Link failure recovery in SDN was overviewed in [23,24]. In this survey, we investigate the link failure detection and recovery approaches in SDN. A demonstration of the SDN-based failure recovery with proactive and reactive approaches is presented with pictorial diagrams. We compare the proactive and reactive schemes in terms of latency, scalability, routing updates, ternary contents addressable memory (TCAM) space, flow operations matching, configuration, robustness to backup path failures, routing information access, processing of switches, as well as the routing, controller, and switch overheads. The research issues in SDN-based link failure recovery schemes for large-scale, hybrid, inter-domain, in-band, and machine learning (ML) approaches are discussed and summarized. We simulate two application scenarios in a Mininet testbed for Naval tactical and datacenter networks (DCN) and evaluate the recovery time and throughput when using the proactive and reactive schemes.
The rest of the paper is organized as follows. In Section 2, an overview of SDN architecture is presented and the importance of SDN for achieving the recovery is explicated. In Section 3, we discuss the various link failure detection techniques. In Section 4, the two most common methods for searching the alternative paths, i.e., proactive and reactive, are described, in addition to failure recovery approaches in large-scale networks, inter-domain architecture, hybrid SDN, in-band environment, and ML-based techniques. In Section 5, we discuss SDN application scenarios, experimental setup and an experimental demonstration of the proactive and reactive approaches in Naval tactical and DCN operations. In Section 6, a summary is provided based on the findings in various research studies. Finally, in Section 7, we conclude the paper and highlight the main points of the survey.

2. SDN Architecture

2.1. An Overview of SDN

Figure 1 [25] shows the different layers of the SDN architecture and the way the devices in the data plane interact with those in the control plane through an SB-API. The SB-API provides an interface for interaction between the data and control planes. Several protocols are available for the interaction of the two planes, such as OpenFlow and Netconf [26]. The control plane is implemented through SDN controllers, e.g., POX [27], OpenDaylight (ODL) [28], open network operating systems (ONOS) [29], Floodlight [30], and RYU [31]. The northbound API (NB-API) is an interface between the control and management planes. The SDN controller acts as a bridge between the management and data planes leveraging the representational state transfer (REST) API. Similarly, the statistics about the data plane such as the flows are gathered through REST API.
The programmability and orchestration in SDN, which is at the top of the control plane, are implemented through the management plane. Different applications are executed for performing the versatile and dynamic operations needed for an efficient link failure recovery. The switches in the data plane leverage the flexibility and programmability features of the management plane through the abstractions offered by the control plane. For example, network monitoring and failure detection can be thoroughly performed by developing and deploying snipping and failure detection applications in the management plane.

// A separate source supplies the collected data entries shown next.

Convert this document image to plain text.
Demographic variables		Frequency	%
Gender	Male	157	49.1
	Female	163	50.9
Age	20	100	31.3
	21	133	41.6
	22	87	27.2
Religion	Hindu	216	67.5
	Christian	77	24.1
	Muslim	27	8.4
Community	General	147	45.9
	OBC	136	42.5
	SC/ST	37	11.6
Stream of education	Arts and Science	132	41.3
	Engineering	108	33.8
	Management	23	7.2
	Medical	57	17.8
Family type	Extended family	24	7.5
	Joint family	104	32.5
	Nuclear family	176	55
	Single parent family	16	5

2.2. A Global View of the Network

There is a large recovery delay in classical IP networks owing to the flooding of packets, the increased time for failure detection, computation of alternate paths, and updating of the routing table. However, in SDN, the controller has a global view and control of the network. Therefore, it decides optimally while searching an efficient alternate path for the disrupted flows. In addition, the controller monitors the end-to-end connectivity, and therefore, when a link is broken, the controller can reconfigure the network to re-establish the end-to-end (E2E) connectivity for all paths.
In contrast to traditional networks where every node floods the network with packets to find an alternate path, the SDN provides the solutions with less complexity and flexibility. The programmability and flexibility can be used to dynamically apply policies in the network through the control plane, according to the changing QoS requirements as soon as the link failure occurs. Consequently, the cost, time, and workforce is reduced.

2.3. The Low Complexity of Data Plane

SDN shifts the data plane complexity to the centralized controller; therefore, the nodes react efficiently by utilizing the SBI (e.g., OpenFlow/Netconf) unique features for automatic failure recovery and load balancing. Additionally, applications can be executed with more flexibility in the data plane, resulting in improved QoS and quality of experience (QoE), and the fulfillment of the requirements of carrier-grade networks (CGNs). Furthermore, OpenFlow provides fast detection mechanisms that reduce the link failure recovery delay and packet loss. Similarly, backup paths can be easily configured on the switches, and the match and forwarding features can help achieve high network throughput and QoS.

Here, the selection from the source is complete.